En una retransmisión en directo por las redes sociales durante la fiesta posterior en el vestuario español, Hermoso, el delantero de 33 años clave en el título, reaccionó al beso de Rubiales diciendo: “No me gustó, pero ¿qué hago?“.
FIFA inicia investigación contra Rubiales
La FIFA, organismo rector del fútbol mundial y organizador del torneo, abrió un expediente disciplinario contra Rubiales. Su comité disciplinario estudiará si Rubiales violó su código de reglas básicas de conducta decente, comportándose de una manera que desprestigia al deporte del fútbol y/o a la FIFA.
La FIFA anunció su medida después de que el presidente en funciones de España, Pedro Sánchez, dijera que el intento de Rubiales de disculparse, tras los insultos iniciales a sus críticos, no era convincente y que Tuve que seguir tomando medidas para rendir cuentas..
El Consejo Superior de Deportes, máxima entidad deportiva española, prometió actuar rápidamente para estudiar las distintas denuncias formales interpuestas contra Rubiales para determinar si infringió la ley deportiva española o el propio código de conducta de la RFEF que sanciona los actos machistas. De ser así, el Tribunal Administrativo del Deporte lo inhabilitaría para ejercer el cargo.

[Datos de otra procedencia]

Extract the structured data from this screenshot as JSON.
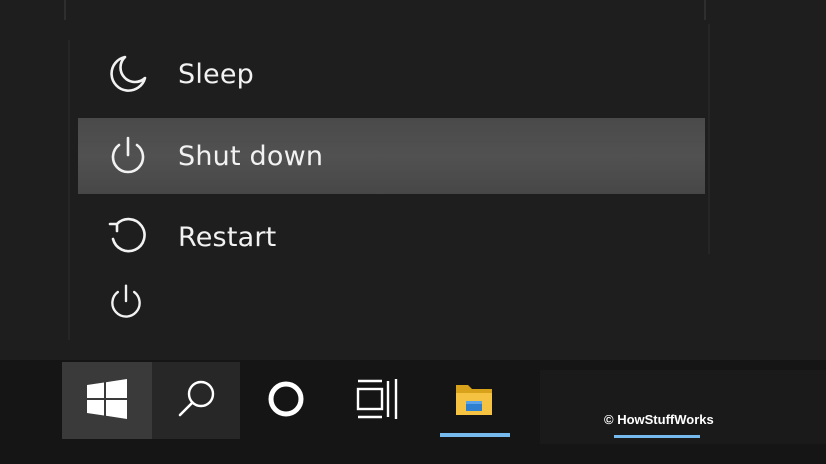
{
  "power_menu": {
    "items": [
      {
        "label": "Sleep",
        "icon": "moon-icon"
      },
      {
        "label": "Shut down",
        "icon": "power-icon",
        "highlighted": true
      },
      {
        "label": "Restart",
        "icon": "restart-icon"
      }
    ],
    "power_button": {
      "icon": "power-icon"
    }
  },
  "taskbar": {
    "buttons": [
      {
        "name": "start",
        "icon": "windows-logo-icon",
        "active": true
      },
      {
        "name": "search",
        "icon": "search-icon"
      },
      {
        "name": "cortana",
        "icon": "cortana-circle-icon"
      },
      {
        "name": "task-view",
        "icon": "task-view-icon"
      },
      {
        "name": "file-explorer",
        "icon": "folder-icon",
        "running": true
      }
    ]
  },
  "watermark": {
    "text": "© HowStuffWorks"
  },
  "colors": {
    "menu_bg": "#1e1e1e",
    "highlight": "#4d4d4d",
    "taskbar_bg": "#151515",
    "accent": "#76b9ed",
    "folder_yellow": "#f5c242",
    "folder_blue": "#2f7fd1"
  }
}
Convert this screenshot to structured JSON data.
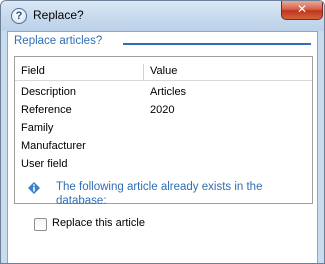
{
  "window": {
    "title": "Replace?",
    "help_icon": "question-icon",
    "close_label": "✕"
  },
  "group": {
    "title": "Replace articles?"
  },
  "table": {
    "columns": [
      "Field",
      "Value"
    ],
    "rows": [
      {
        "field": "Description",
        "value": "Articles"
      },
      {
        "field": "Reference",
        "value": "2020"
      },
      {
        "field": "Family",
        "value": ""
      },
      {
        "field": "Manufacturer",
        "value": ""
      },
      {
        "field": "User field",
        "value": ""
      }
    ]
  },
  "message": {
    "icon": "info-icon",
    "text": "The following article already exists in the database:"
  },
  "option": {
    "label": "Replace this article",
    "checked": false
  },
  "colors": {
    "accent": "#2e6fb7",
    "close": "#c0351c"
  }
}
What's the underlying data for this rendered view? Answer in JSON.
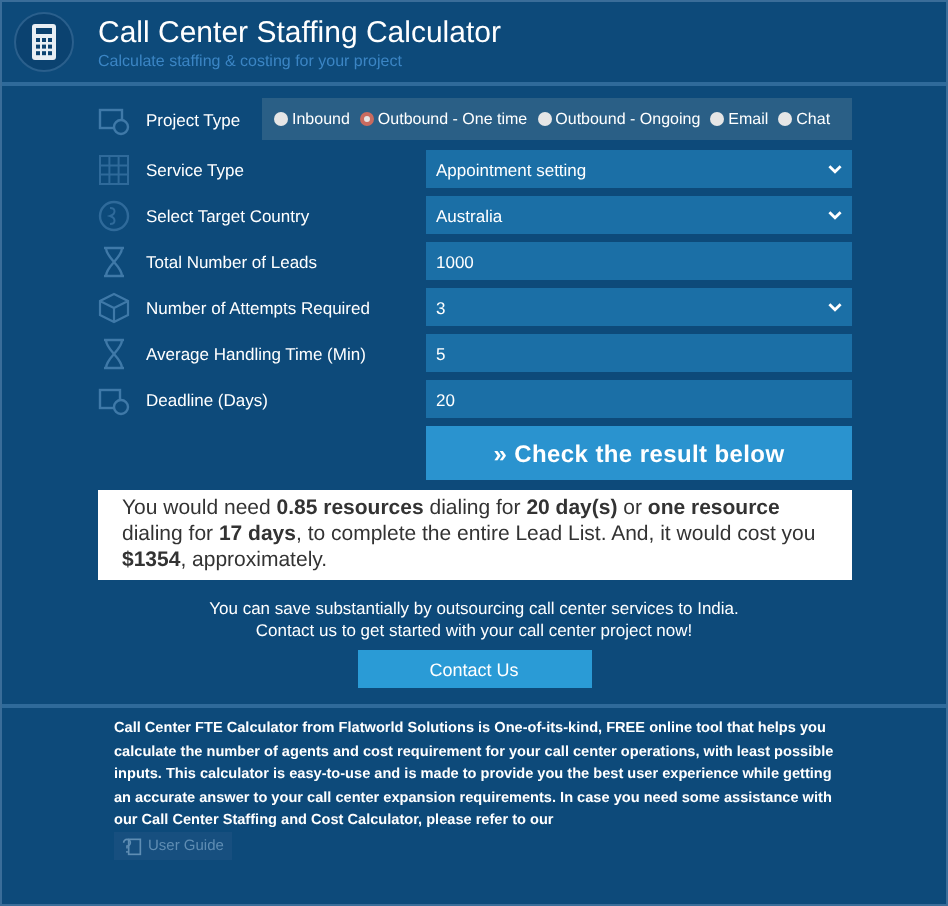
{
  "header": {
    "title": "Call Center Staffing Calculator",
    "subtitle": "Calculate staffing & costing for your project"
  },
  "project_type": {
    "label": "Project Type",
    "options": [
      {
        "label": "Inbound",
        "selected": false
      },
      {
        "label": "Outbound - One time",
        "selected": true
      },
      {
        "label": "Outbound - Ongoing",
        "selected": false
      },
      {
        "label": "Email",
        "selected": false
      },
      {
        "label": "Chat",
        "selected": false
      }
    ]
  },
  "fields": [
    {
      "label": "Service Type",
      "kind": "select",
      "value": "Appointment setting"
    },
    {
      "label": "Select Target Country",
      "kind": "select",
      "value": "Australia"
    },
    {
      "label": "Total Number of Leads",
      "kind": "input",
      "value": "1000"
    },
    {
      "label": "Number of Attempts Required",
      "kind": "select",
      "value": "3"
    },
    {
      "label": "Average Handling Time (Min)",
      "kind": "input",
      "value": "5"
    },
    {
      "label": "Deadline (Days)",
      "kind": "input",
      "value": "20"
    }
  ],
  "submit_button": {
    "icon": "»",
    "label": "Check the result below"
  },
  "result": "You would need **0.85 resources** dialing for **20 day(s)** or **one resource** dialing for **17 days**, to complete the entire Lead List. And, it would cost you **$1354**, approximately.",
  "promo": "You can save substantially by outsourcing call center services to India. Contact us to get started with your call center project now!",
  "contact_button": "Contact Us",
  "footer": {
    "text": "Call Center FTE Calculator from Flatworld Solutions is One-of-its-kind, FREE online tool that helps you calculate the number of agents and cost requirement for your call center operations, with least possible inputs. This calculator is easy-to-use and is made to provide you the best user experience while getting an accurate answer to your call center expansion requirements. In case you need some assistance with our Call Center Staffing and Cost Calculator, please refer to our",
    "guide_button": "User Guide"
  }
}
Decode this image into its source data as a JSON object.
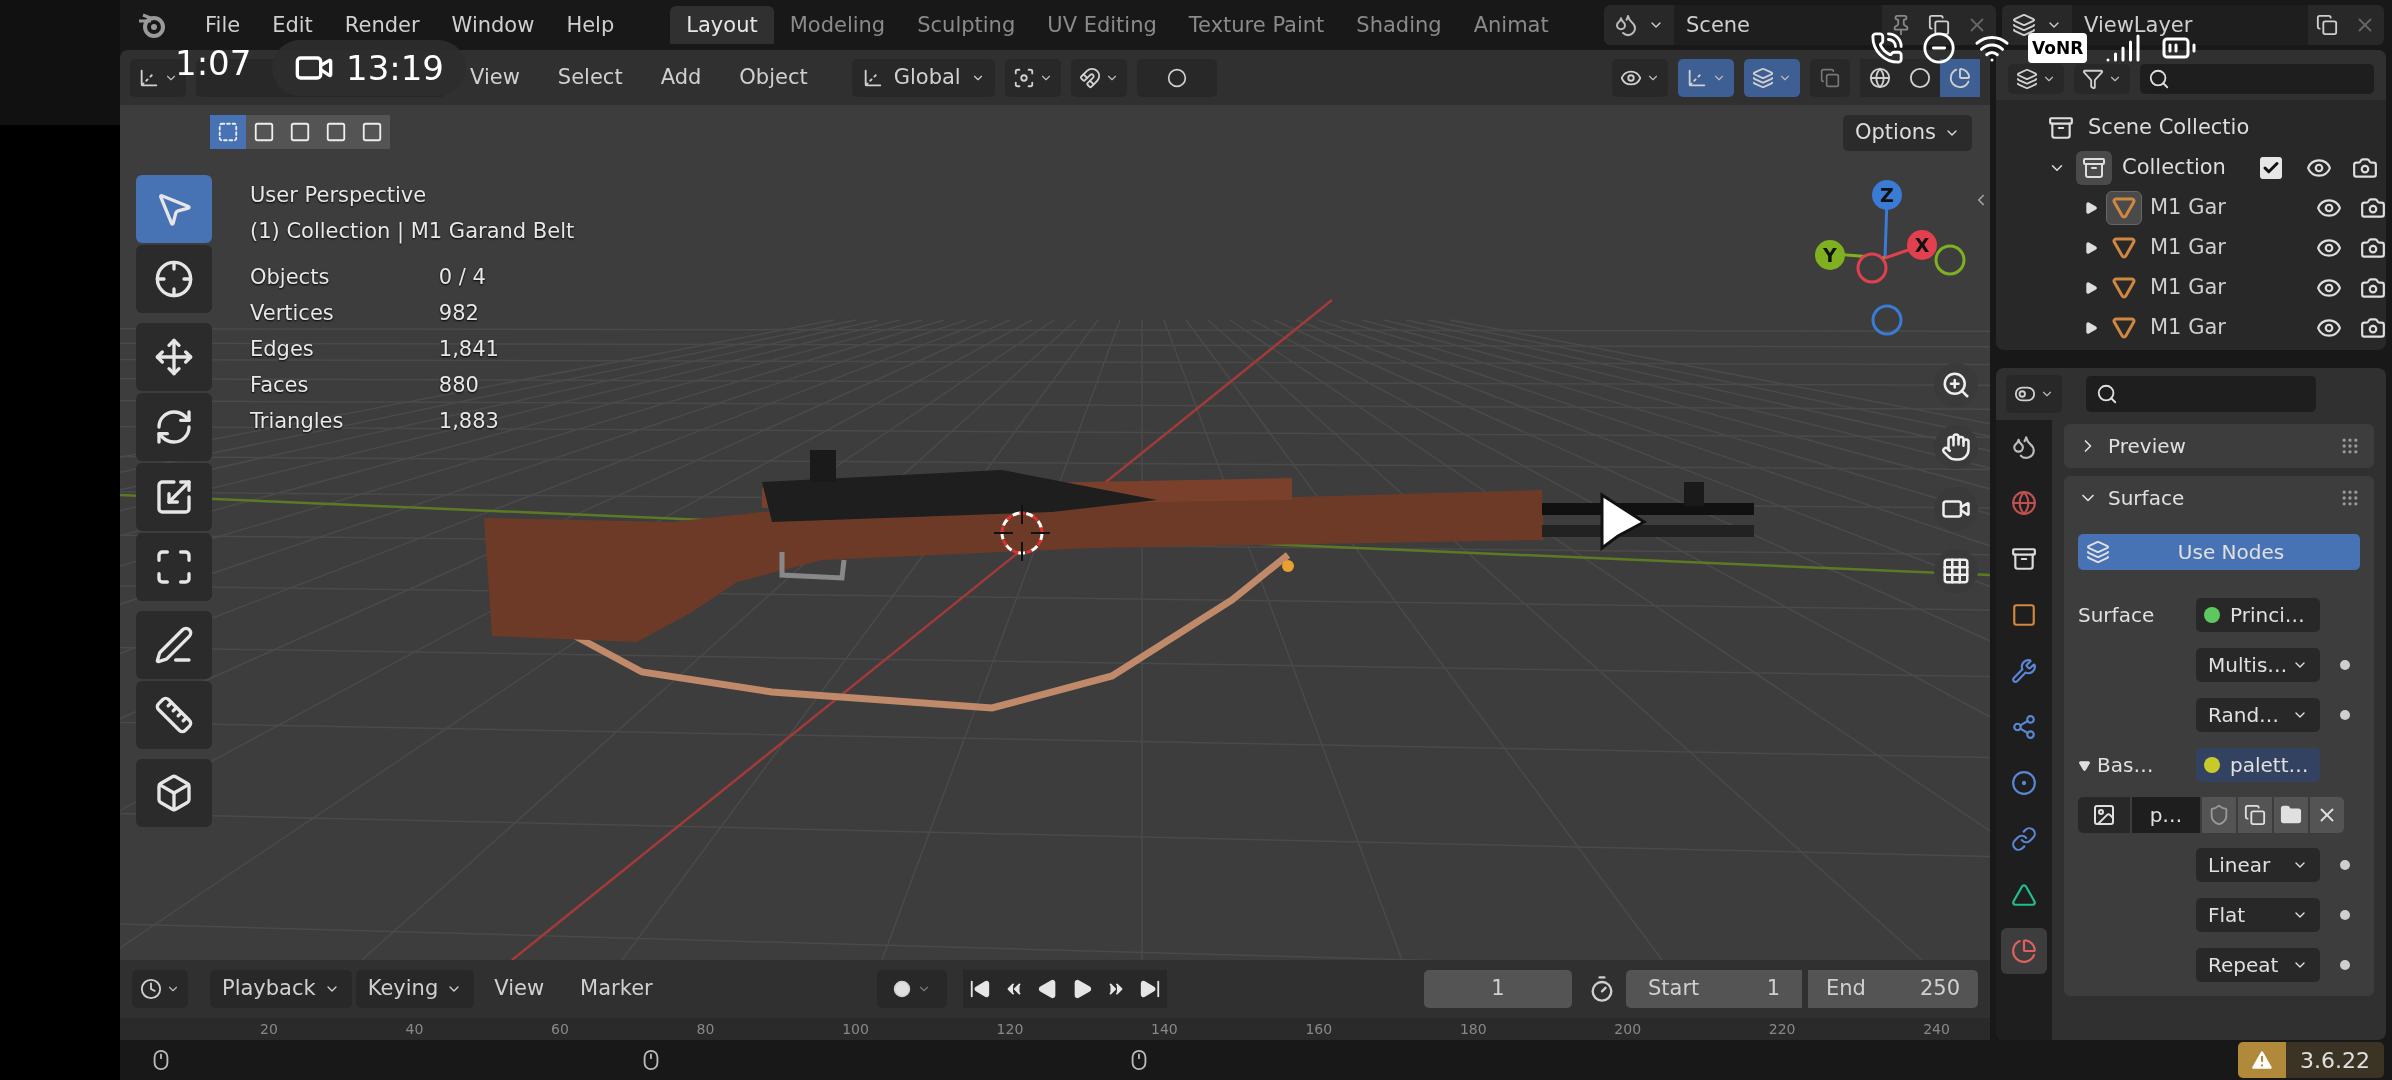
{
  "phone_overlay": {
    "clock": "1:07",
    "recording_time": "13:19",
    "network_badge": "VoNR"
  },
  "menu": [
    "File",
    "Edit",
    "Render",
    "Window",
    "Help"
  ],
  "workspaces": [
    {
      "label": "Layout",
      "selected": true
    },
    {
      "label": "Modeling",
      "selected": false
    },
    {
      "label": "Sculpting",
      "selected": false
    },
    {
      "label": "UV Editing",
      "selected": false
    },
    {
      "label": "Texture Paint",
      "selected": false
    },
    {
      "label": "Shading",
      "selected": false
    },
    {
      "label": "Animat",
      "selected": false
    }
  ],
  "scene": {
    "name": "Scene"
  },
  "view_layer": {
    "name": "ViewLayer"
  },
  "viewport": {
    "menus": [
      "View",
      "Select",
      "Add",
      "Object"
    ],
    "orientation": "Global",
    "select_modes": [
      {
        "selected": true
      },
      {
        "selected": false
      },
      {
        "selected": false
      },
      {
        "selected": false
      },
      {
        "selected": false
      }
    ],
    "gizmos_on": true,
    "overlays_on": true,
    "shading_modes": [
      {
        "kind": "wireframe",
        "selected": false
      },
      {
        "kind": "solid",
        "selected": false
      },
      {
        "kind": "material",
        "selected": true
      }
    ],
    "options": "Options",
    "view_name": "User Perspective",
    "context": "(1) Collection | M1 Garand Belt",
    "stats": [
      {
        "label": "Objects",
        "value": "0 / 4"
      },
      {
        "label": "Vertices",
        "value": "982"
      },
      {
        "label": "Edges",
        "value": "1,841"
      },
      {
        "label": "Faces",
        "value": "880"
      },
      {
        "label": "Triangles",
        "value": "1,883"
      }
    ],
    "tool_groups": [
      [
        {
          "kind": "select",
          "selected": true
        },
        {
          "kind": "cursor",
          "selected": false
        }
      ],
      [
        {
          "kind": "move",
          "selected": false
        },
        {
          "kind": "rotate",
          "selected": false
        },
        {
          "kind": "scale",
          "selected": false
        },
        {
          "kind": "transform",
          "selected": false
        }
      ],
      [
        {
          "kind": "annotate",
          "selected": false
        },
        {
          "kind": "measure",
          "selected": false
        }
      ],
      [
        {
          "kind": "add_cube",
          "selected": false
        }
      ]
    ],
    "gizmo_axes": [
      {
        "label": "X",
        "color": "#e2404f"
      },
      {
        "label": "Y",
        "color": "#7fb020"
      },
      {
        "label": "Z",
        "color": "#3a7bd5"
      }
    ]
  },
  "outliner": {
    "root": "Scene Collectio",
    "collection": {
      "label": "Collection",
      "expanded": true,
      "checked": true,
      "children": [
        {
          "label": "M1 Gar",
          "selected": true
        },
        {
          "label": "M1 Gar",
          "selected": false
        },
        {
          "label": "M1 Gar",
          "selected": false
        },
        {
          "label": "M1 Gar",
          "selected": false
        }
      ]
    }
  },
  "properties": {
    "tabs": [
      {
        "kind": "scene",
        "selected": false
      },
      {
        "kind": "world",
        "selected": false
      },
      {
        "kind": "collection",
        "selected": false
      },
      {
        "kind": "object",
        "selected": false
      },
      {
        "kind": "modifiers",
        "selected": false
      },
      {
        "kind": "particles",
        "selected": false
      },
      {
        "kind": "physics",
        "selected": false
      },
      {
        "kind": "constraints",
        "selected": false
      },
      {
        "kind": "data",
        "selected": false
      },
      {
        "kind": "material",
        "selected": true
      }
    ],
    "panels": [
      {
        "title": "Preview",
        "expanded": false
      },
      {
        "title": "Surface",
        "expanded": true
      }
    ],
    "use_nodes": {
      "label": "Use Nodes",
      "on": true
    },
    "fields": [
      {
        "kind": "socket",
        "label": "Surface",
        "value": "Princi…",
        "color": "#5fc75f"
      },
      {
        "kind": "dropdown",
        "value": "Multis…"
      },
      {
        "kind": "dropdown",
        "value": "Rand…"
      },
      {
        "kind": "socket_group",
        "label": "Bas…",
        "expanded": true,
        "value": "palett…",
        "color": "#c9c92a",
        "selected": true
      },
      {
        "kind": "image",
        "value": "p…"
      },
      {
        "kind": "dropdown",
        "value": "Linear"
      },
      {
        "kind": "dropdown",
        "value": "Flat"
      },
      {
        "kind": "dropdown",
        "value": "Repeat"
      }
    ]
  },
  "timeline": {
    "menus": [
      {
        "label": "Playback",
        "dropdown": true
      },
      {
        "label": "Keying",
        "dropdown": true
      },
      {
        "label": "View",
        "dropdown": false
      },
      {
        "label": "Marker",
        "dropdown": false
      }
    ],
    "current_frame": "1",
    "start_label": "Start",
    "start": "1",
    "end_label": "End",
    "end": "250",
    "ruler": [
      "20",
      "40",
      "60",
      "80",
      "100",
      "120",
      "140",
      "160",
      "180",
      "200",
      "220",
      "240"
    ]
  },
  "status": {
    "version": "3.6.22"
  }
}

Y si el beso forzado no fuera suficiente, Rubiales fue visto poco antes agarrándose los genitales en un gesto habitual de victoria desde el palco de autoridades, donde estuvo cerca de la reina Letizia y su hija, la infanta Sofía, de 16 años.
La combinación de ese gesto con el beso posterior. ha convertido a Rubiales en una vergüenza nacional después de que su conducta alcanzara una audiencia mundial, empañando la enorme hazaña del equipo femenino, que ganó la final tras superar la fase de grupos por primera vez en su historia.
El primer intento de responder al escándalo Fue un comunicado emitido a nombre del jugador de Pachuca en el que restó importancia al incidente.. Posteriormente, el portal deportivo Relevo.com informó que la Real Federación Española de Fútbol había coaccionado al futbolista para que hiciera la declaración. La Federación negó esta acusación.
En un comunicado del sindicato de futbolistas, que dijo que la representa, Hermoso pidió que la conducta de Rubiales no quede impune. Rubiales no ha recibido el apoyo público de ninguna figura deportiva relevante y partidos políticos de todas las tendencias han pedido su dimisión.